Cops violated Fourth Amendment in warrantless search of digital camera

Schlossberg v. Solesbee, 2012 WL 141741 (D.Or. January 18, 2012)

Plaintiff was being questioned by defendant police officer when defendant noticed plaintiff was using a digital camera to capture the exchange. The cop got enraged and took the camera away. He arrested plaintiff and looked through the files on the camera without getting a warrant.

So plaintiff filed a civil rights lawsuit. Before trial, the court asked the parties to file briefs on whether plaintiff’s Fourth Amendment rights were violated. The court found that the warrantless search of the camera was an unlawful search incident to an arrest, thereby violating the Fourth Amendment.

In its decision, the court noted that cases which have allowed warrantless searches of electronic devices incident to arrest established a dangerous new rule, namely, that any citizen committing even the most minor arrestable offense is at risk of having his or her most intimate information viewed by an arresting officer. The court recounted the case of some cops who, in a warrantless search of a drunk driving suspect’s cell phone, found and shared some naked photos of the suspect’s girlfriend. See Newhard v. Borders, 649 F.Supp.2d 440 (W.D. Va 2009).

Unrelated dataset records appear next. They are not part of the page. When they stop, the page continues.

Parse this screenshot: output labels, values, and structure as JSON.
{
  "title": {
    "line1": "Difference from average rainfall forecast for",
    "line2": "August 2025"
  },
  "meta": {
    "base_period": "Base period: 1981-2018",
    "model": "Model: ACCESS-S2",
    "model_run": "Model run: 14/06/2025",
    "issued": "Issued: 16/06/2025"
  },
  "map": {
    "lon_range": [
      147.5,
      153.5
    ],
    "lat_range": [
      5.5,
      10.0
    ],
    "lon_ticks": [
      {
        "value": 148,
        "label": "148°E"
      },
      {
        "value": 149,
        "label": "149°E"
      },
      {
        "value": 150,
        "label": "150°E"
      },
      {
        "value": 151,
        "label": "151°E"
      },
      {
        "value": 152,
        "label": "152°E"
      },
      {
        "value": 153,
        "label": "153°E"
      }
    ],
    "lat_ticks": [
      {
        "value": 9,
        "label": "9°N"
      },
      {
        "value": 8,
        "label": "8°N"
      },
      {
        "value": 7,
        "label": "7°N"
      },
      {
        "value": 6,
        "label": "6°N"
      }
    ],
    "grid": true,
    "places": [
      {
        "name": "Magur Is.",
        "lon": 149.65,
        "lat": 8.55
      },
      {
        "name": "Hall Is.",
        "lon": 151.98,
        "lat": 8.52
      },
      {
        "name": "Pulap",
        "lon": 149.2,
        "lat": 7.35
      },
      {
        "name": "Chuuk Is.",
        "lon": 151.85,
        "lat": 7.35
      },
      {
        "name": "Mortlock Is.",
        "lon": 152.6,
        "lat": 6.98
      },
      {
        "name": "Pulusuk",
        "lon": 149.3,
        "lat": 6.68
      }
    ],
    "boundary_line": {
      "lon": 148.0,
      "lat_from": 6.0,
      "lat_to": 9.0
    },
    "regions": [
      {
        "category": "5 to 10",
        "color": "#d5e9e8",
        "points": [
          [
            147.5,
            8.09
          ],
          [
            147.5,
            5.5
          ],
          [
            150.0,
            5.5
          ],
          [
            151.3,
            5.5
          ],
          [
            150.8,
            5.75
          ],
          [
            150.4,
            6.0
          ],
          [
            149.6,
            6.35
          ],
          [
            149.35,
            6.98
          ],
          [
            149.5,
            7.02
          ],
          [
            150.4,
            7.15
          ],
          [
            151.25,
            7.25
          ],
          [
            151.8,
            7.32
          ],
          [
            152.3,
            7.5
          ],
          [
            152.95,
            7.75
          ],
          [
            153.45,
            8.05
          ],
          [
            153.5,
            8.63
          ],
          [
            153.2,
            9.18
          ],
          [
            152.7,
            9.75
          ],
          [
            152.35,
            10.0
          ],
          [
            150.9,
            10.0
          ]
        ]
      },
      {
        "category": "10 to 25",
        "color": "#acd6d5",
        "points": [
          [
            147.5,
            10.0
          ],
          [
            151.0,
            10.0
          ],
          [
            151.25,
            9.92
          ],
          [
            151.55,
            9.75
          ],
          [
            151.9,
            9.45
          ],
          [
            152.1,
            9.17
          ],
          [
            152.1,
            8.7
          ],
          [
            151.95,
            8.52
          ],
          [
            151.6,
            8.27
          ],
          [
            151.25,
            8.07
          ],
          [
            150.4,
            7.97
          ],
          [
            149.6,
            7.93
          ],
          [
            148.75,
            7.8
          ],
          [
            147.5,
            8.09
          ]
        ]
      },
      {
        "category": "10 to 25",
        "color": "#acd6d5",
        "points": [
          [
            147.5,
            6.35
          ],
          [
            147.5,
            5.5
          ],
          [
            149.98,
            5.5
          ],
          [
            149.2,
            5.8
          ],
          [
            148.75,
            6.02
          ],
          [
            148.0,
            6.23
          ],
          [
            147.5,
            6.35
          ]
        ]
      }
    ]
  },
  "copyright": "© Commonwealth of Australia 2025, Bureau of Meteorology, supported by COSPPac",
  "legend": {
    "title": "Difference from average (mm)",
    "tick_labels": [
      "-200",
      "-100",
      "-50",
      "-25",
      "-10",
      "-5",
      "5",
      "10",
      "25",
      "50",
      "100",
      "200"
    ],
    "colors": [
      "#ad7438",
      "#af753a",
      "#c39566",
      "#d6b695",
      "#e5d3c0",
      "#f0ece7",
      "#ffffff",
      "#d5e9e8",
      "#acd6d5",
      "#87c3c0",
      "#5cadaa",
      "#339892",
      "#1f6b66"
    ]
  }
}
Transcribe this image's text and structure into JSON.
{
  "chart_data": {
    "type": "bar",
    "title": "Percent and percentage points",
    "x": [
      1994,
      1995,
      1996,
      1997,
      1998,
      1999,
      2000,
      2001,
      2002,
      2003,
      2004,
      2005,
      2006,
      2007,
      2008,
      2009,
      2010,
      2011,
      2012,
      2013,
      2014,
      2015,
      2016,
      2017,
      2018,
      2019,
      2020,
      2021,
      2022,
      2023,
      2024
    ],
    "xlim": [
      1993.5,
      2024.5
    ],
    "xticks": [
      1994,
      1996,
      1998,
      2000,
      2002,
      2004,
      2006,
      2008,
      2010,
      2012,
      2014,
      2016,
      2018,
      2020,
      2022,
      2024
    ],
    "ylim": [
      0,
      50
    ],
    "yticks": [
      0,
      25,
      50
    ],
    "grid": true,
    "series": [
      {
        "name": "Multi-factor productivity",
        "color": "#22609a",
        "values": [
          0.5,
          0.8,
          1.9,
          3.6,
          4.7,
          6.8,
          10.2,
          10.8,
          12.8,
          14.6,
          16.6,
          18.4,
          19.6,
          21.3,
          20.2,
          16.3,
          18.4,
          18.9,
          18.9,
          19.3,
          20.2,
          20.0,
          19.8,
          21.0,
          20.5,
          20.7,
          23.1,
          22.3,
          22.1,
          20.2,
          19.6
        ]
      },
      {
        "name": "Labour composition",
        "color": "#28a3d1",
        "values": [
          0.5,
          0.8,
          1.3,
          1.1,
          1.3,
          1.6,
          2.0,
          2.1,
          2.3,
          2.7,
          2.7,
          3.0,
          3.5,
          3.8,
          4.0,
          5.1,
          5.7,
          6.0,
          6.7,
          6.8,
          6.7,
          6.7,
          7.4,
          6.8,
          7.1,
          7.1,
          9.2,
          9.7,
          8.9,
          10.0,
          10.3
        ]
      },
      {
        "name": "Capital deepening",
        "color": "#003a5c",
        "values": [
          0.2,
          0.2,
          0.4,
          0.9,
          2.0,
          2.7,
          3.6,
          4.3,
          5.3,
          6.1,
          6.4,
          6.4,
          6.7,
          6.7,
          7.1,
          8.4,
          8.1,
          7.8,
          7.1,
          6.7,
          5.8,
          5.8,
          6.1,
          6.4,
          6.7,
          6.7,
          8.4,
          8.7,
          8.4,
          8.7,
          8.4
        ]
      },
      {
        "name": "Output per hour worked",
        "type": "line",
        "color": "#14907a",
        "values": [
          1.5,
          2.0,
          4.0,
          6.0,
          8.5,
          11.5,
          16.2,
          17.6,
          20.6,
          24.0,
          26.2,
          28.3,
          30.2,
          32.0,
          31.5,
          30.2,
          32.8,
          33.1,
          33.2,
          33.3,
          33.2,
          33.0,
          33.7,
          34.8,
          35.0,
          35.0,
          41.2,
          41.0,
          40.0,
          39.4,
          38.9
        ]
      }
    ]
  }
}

The court disagreed with the rationale of previous cases that held electronic devices such as phones and cameras were like “closed containers” and were thereby subject to warrantless searches. It found that warrantless searches of electronic devices are not reasonable when they are incident to a valid arrest absent a showing that the search is necessary to:

  • prevent the destruction of evidence
  • ensure officer safety, or
  • address other exigent circumstances

The court further found that all electronic devices should be subject to this broad protection — police should not have to distinguish between laptops, traditional cell phones, smart phones and cameras before deciding whether to proceed with a search of the device incident to arrest.

In sum, the court found that because plaintiff had a high expectation of privacy in his camera’s contents, defendant should not have reviewed its contents in a search incident to the arrest. He should have gotten a warrant instead.

So what do you think? Did the court get this one right?

4 Comments

  1. Mike
    January 22, 2012

    Sounds like the right decision to me!

    Thanks for the article.

  2. dbltapp
    January 23, 2012

    So what did the plaintiff get as a result? If the offenders aren’t sufficiently punished, where’s the motivation to not continue to violate the plaintiff’s civil rights?

  3. wms
    January 25, 2012

    Considering the Appellate (US First district) decision GLIK v. CUNNIFFE It is surprising that this cop hasn’t gotten the message that photography is legal. further harassing photographers for taking photographs is not.

    1. Evan Brown
      January 31, 2012

      WMS – the incident in this case happened in 2007, and the Glik decision was from 2011. But I have read that the police department in this case has modified its procedures concerning the filming of police officers in response to changes in the law — I’m sure the Glik decision played a role in that.